Figures 5–7 repeat our analyses with new data different from those used in Efferson et al. (2015). Specifically, the data related to henna feet and medical exams have not been published before. The implicit association data are from the baseline data collection for the randomized controlled trial in Vogt et al. (2016). The henna feet data collection did not take place in exactly the same communities as the randomized controlled trial, but considerable overlap exists. Altogether, we have henna feet data and implicit association data from 120 communities in the state of Gezira, Sudan. This is the sample of communities we are using for Figures 5–7.

Figure 5. Estimated proportion cutting by community for 120 communities in Sudan. To estimate the cutting rates, we used each of the three definitions explained in the main text (a–c). Communities are ordered based on estimated proportions cutting from lowest to highest. Error bars denote 99% confidence intervals based on non-parametric bootstrapping.

Figure 6. The distribution of ${D_i}$ scores for 6983 participants in 120 communities in Sudan. Using Hartigans’ Dip Test, we cannot reject the null hypothesis that the distribution is unimodal ( $p = 0.9843$). The mean ${D_i}$ score is 0.099, which is significantly positive (Wilcoxon signed rank test, two-sided $p \lt 2.2 \times {10^{ - 16}}$).

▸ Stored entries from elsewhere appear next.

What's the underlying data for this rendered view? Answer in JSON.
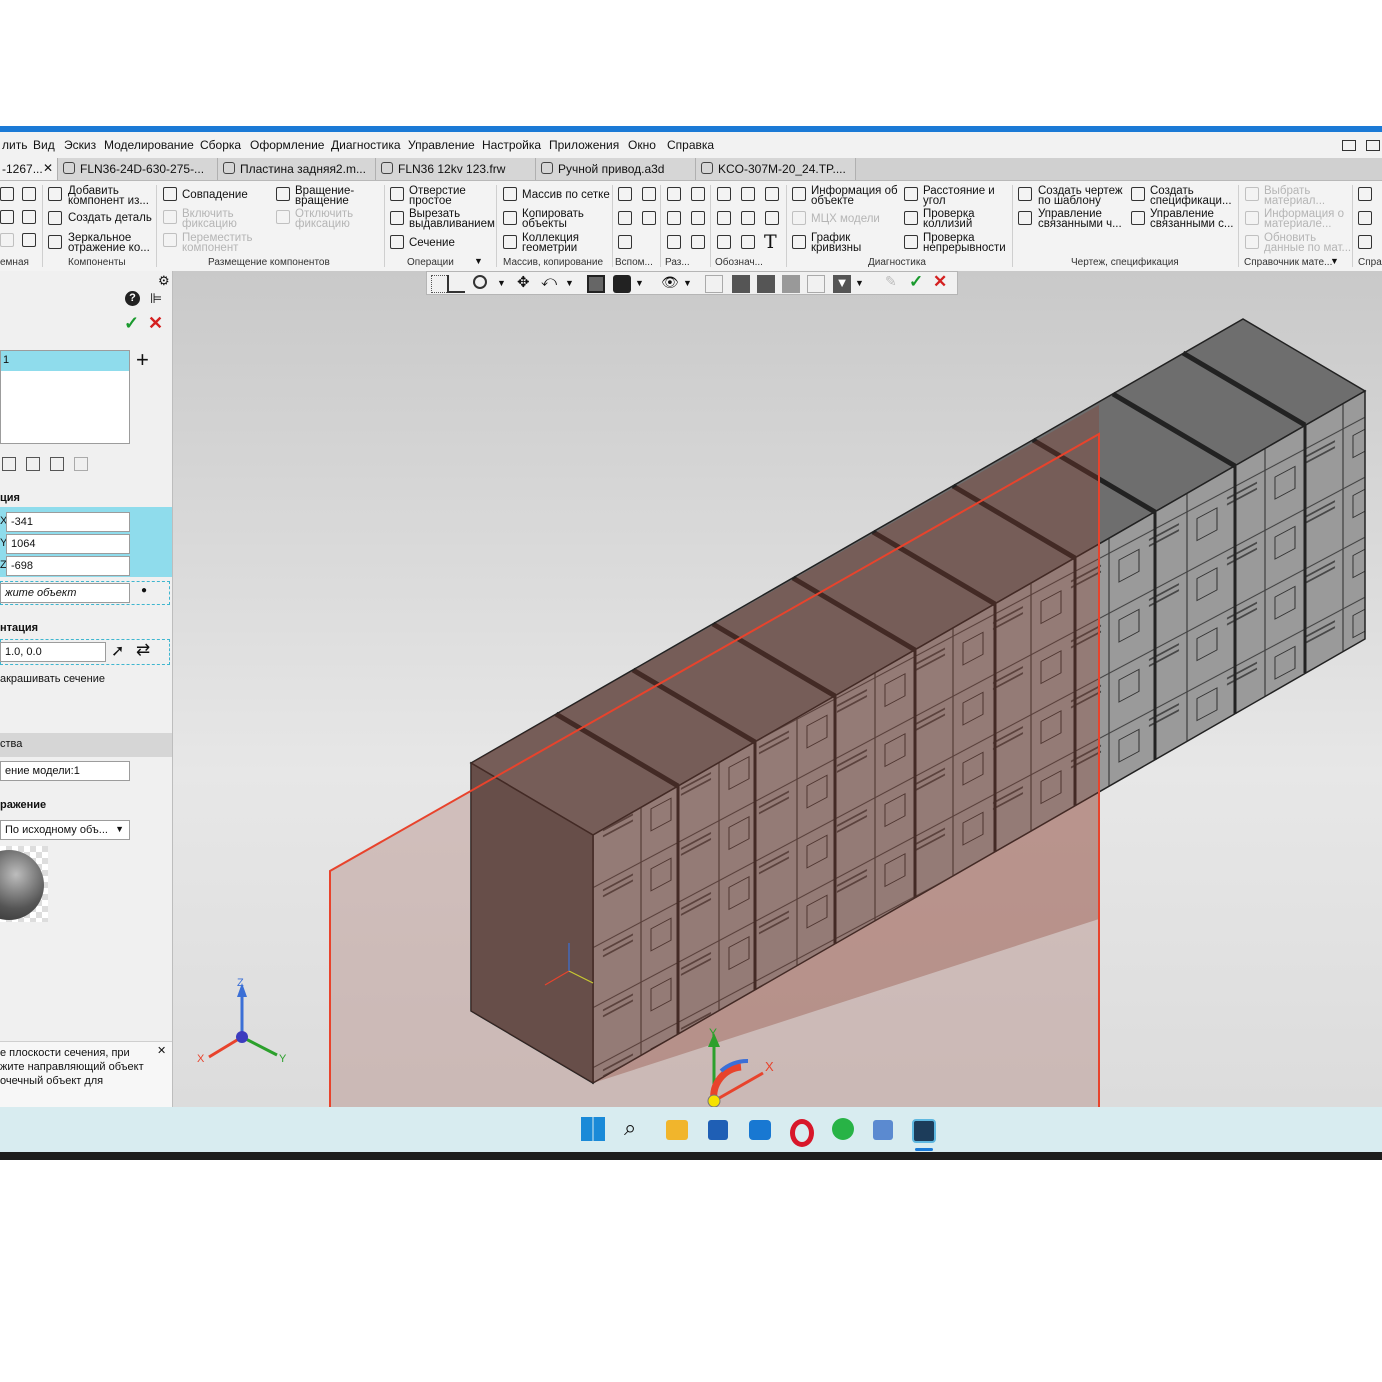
{
  "menu": [
    "лить",
    "Вид",
    "Эскиз",
    "Моделирование",
    "Сборка",
    "Оформление",
    "Диагностика",
    "Управление",
    "Настройка",
    "Приложения",
    "Окно",
    "Справка"
  ],
  "tabs": [
    {
      "label": "-1267...",
      "active": true,
      "close": "✕"
    },
    {
      "label": "FLN36-24D-630-275-..."
    },
    {
      "label": "Пластина задняя2.m..."
    },
    {
      "label": "FLN36 12kv 123.frw"
    },
    {
      "label": "Ручной привод.a3d"
    },
    {
      "label": "KCO-307M-20_24.TP...."
    }
  ],
  "ribbon": {
    "add_component": "Добавить\nкомпонент из...",
    "create_part": "Создать деталь",
    "mirror": "Зеркальное\nотражение ко...",
    "coincidence": "Совпадение",
    "enable_fix": "Включить\nфиксацию",
    "move_component": "Переместить\nкомпонент",
    "rotation": "Вращение-\nвращение",
    "disable_fix": "Отключить\nфиксацию",
    "hole_simple": "Отверстие\nпростое",
    "cut_extrude": "Вырезать\nвыдавливанием",
    "section": "Сечение",
    "pattern_grid": "Массив по сетке",
    "copy_objects": "Копировать\nобъекты",
    "geometry_collection": "Коллекция\nгеометрии",
    "object_info": "Информация об\nобъекте",
    "mcx_model": "МЦХ модели",
    "curvature_graph": "График\nкривизны",
    "distance_angle": "Расстояние и\nугол",
    "check_collisions": "Проверка\nколлизий",
    "check_continuity": "Проверка\nнепрерывности",
    "create_drawing": "Создать чертеж\nпо шаблону",
    "manage_linked_drawings": "Управление\nсвязанными ч...",
    "create_spec": "Создать\nспецификаци...",
    "manage_linked_specs": "Управление\nсвязанными с...",
    "choose_material": "Выбрать\nматериал...",
    "material_info": "Информация о\nматериале...",
    "update_material": "Обновить\nданные по мат...",
    "groups": {
      "g0": "емная",
      "components": "Компоненты",
      "placement": "Размещение компонентов",
      "operations": "Операции",
      "pattern": "Массив, копирование",
      "aux": "Вспом...",
      "dims": "Раз...",
      "notation": "Обознач...",
      "diagnostics": "Диагностика",
      "drawing_spec": "Чертеж, спецификация",
      "material_ref": "Справочник мате...",
      "ref": "Спра"
    }
  },
  "panel": {
    "list_item": "1",
    "position_label": "ция",
    "x_label": "X",
    "x_value": "-341",
    "y_label": "Y",
    "y_value": "1064",
    "z_label": "Z",
    "z_value": "-698",
    "pick_object": "жите объект",
    "orientation_label": "нтация",
    "orientation_value": "1.0, 0.0",
    "fill_section": "акрашивать сечение",
    "properties_header": "ства",
    "model_section_name": "ение модели:1",
    "display_label": "ражение",
    "display_value": "По исходному объ...",
    "hint_text": "е плоскости сечения, при\nжите направляющий объект\nочечный объект для",
    "hint_close": "✕"
  },
  "triad": {
    "x": "X",
    "y": "Y",
    "z": "Z"
  },
  "colors": {
    "accent": "#1b7ad6",
    "section_plane": "#e8432c",
    "selection": "#8fdcec",
    "ok": "#1a9a2e",
    "cancel": "#d42020",
    "taskbar": "#d8ecf0"
  },
  "taskbar_icons": [
    "windows-start-icon",
    "search-icon",
    "file-explorer-icon",
    "store-icon",
    "outlook-icon",
    "opera-icon",
    "whatsapp-icon",
    "remote-desktop-icon",
    "kompas-3d-icon"
  ]
}
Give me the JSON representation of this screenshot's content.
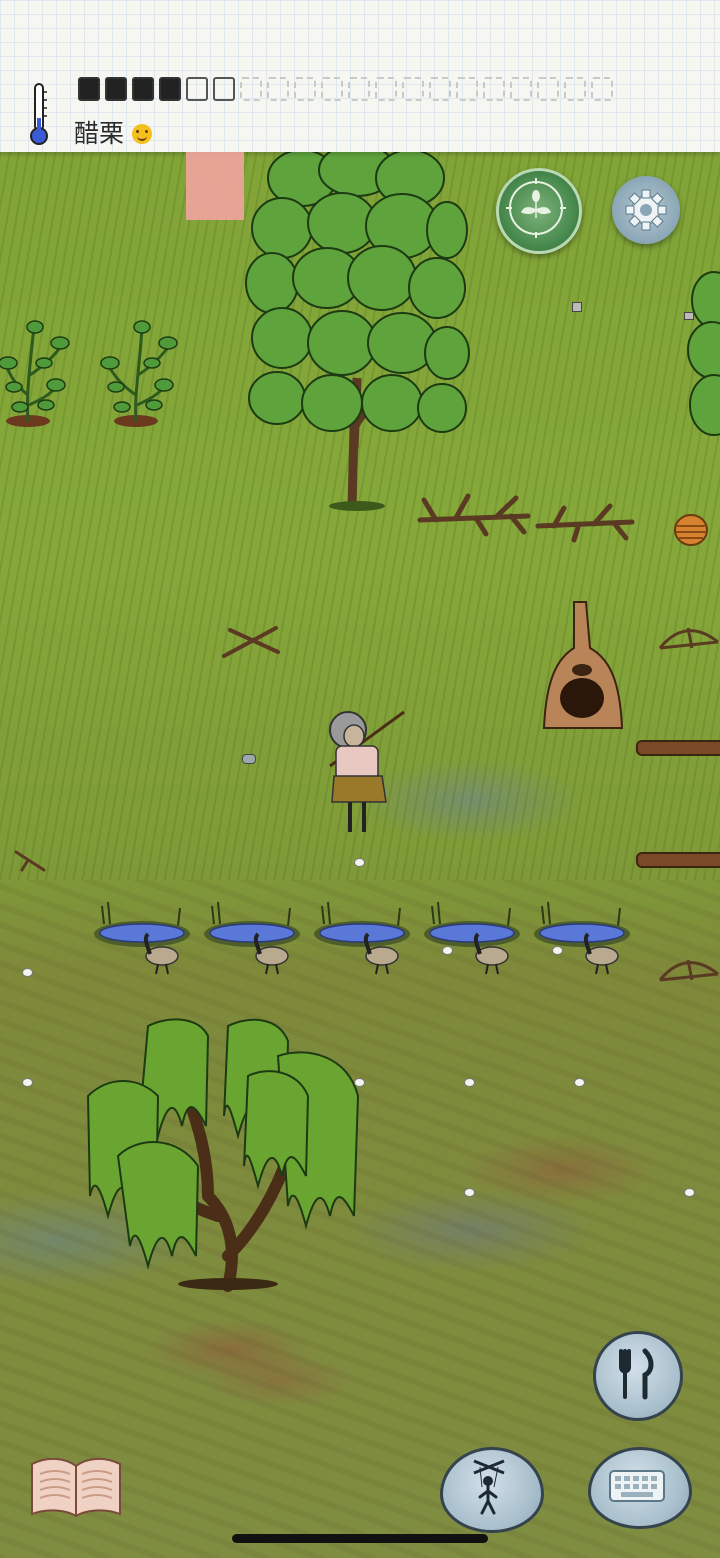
{
  "hud": {
    "food_label": "醋栗",
    "food_emoji_icon": "smiling-face-icon",
    "food_pips": [
      "filled",
      "filled",
      "filled",
      "filled",
      "empty",
      "empty",
      "ghost",
      "ghost",
      "ghost",
      "ghost",
      "ghost",
      "ghost",
      "ghost",
      "ghost",
      "ghost",
      "ghost",
      "ghost",
      "ghost",
      "ghost",
      "ghost"
    ]
  },
  "buttons": {
    "compass": "compass-icon",
    "settings": "gear-icon",
    "eat": "fork-knife-icon",
    "puppet": "puppet-icon",
    "keyboard": "keyboard-icon",
    "book": "book-icon"
  },
  "scene": {
    "objects": [
      "gooseberry-bush",
      "gooseberry-bush",
      "maple-tree",
      "maple-tree-partial",
      "branch",
      "branch",
      "basket",
      "kindling-sticks",
      "adobe-kiln",
      "bow-drill",
      "log",
      "log",
      "bow-drill",
      "player-character",
      "pond-with-goose",
      "pond-with-goose",
      "pond-with-goose",
      "pond-with-goose",
      "pond-with-goose",
      "willow-tree"
    ]
  },
  "colors": {
    "grass": "#86a83a",
    "swamp": "#7f8d40",
    "paper": "#f7f7f2",
    "note": "#f1a4a0"
  }
}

Figure 7. Correlations between average scores on the implicit association test and estimated cutting rates for 120 communities in Sudan. For each of the three definitions of cutting (a–c) explained in the main text, the plots show the relation between average implicit association scores by community and the estimated proportions of families cutting by community. Under Definition 1 (a), the Pearson correlation between the two aggregate-level variables is 0.007, and the 99% confidence interval based on a two-dimensional non-parametric bootstrap (Efferson et al., 2015) is $[ - 0.156,0.161]$. Under Definition 2 (b), the correlation is −0.045, and the 99% confidence interval is $[ - 0.188,0.119]$. Under Definition 3 (c), the correlation is −0.356, and the 99% confidence interval is $[ - 0.415, - 0.153]$.

Our new results are essentially identical to our previous results (Efferson et al., 2015; Vogt et al., 2016). First, regardless of which definition we use to code a girl as cut, we find that most communities have a non-degenerate mix of cut and uncut girls (Figure 5). Second, our distribution of ${D_i}$ scores for the same set of 120 communities is clearly unimodal (Figure 6), and in this sense we find no evidence for two identifiable value systems. Third, implicit association scores are on average slightly positive. Under our coding, this means implicit attitudes were slightly more favourable towards the uncut girl than towards the cut girl. Finally, across the 120 communities in the sample, the cutting rates and mean implicit association scores are correlated in the expected direction, but only using Definition 3. All of these results replicate earlier findings (Efferson et al., 2015; Vogt et al., 2016). Because we again work with geographically defined communities, the uncertainty about whether this is the right social grouping remains a concern.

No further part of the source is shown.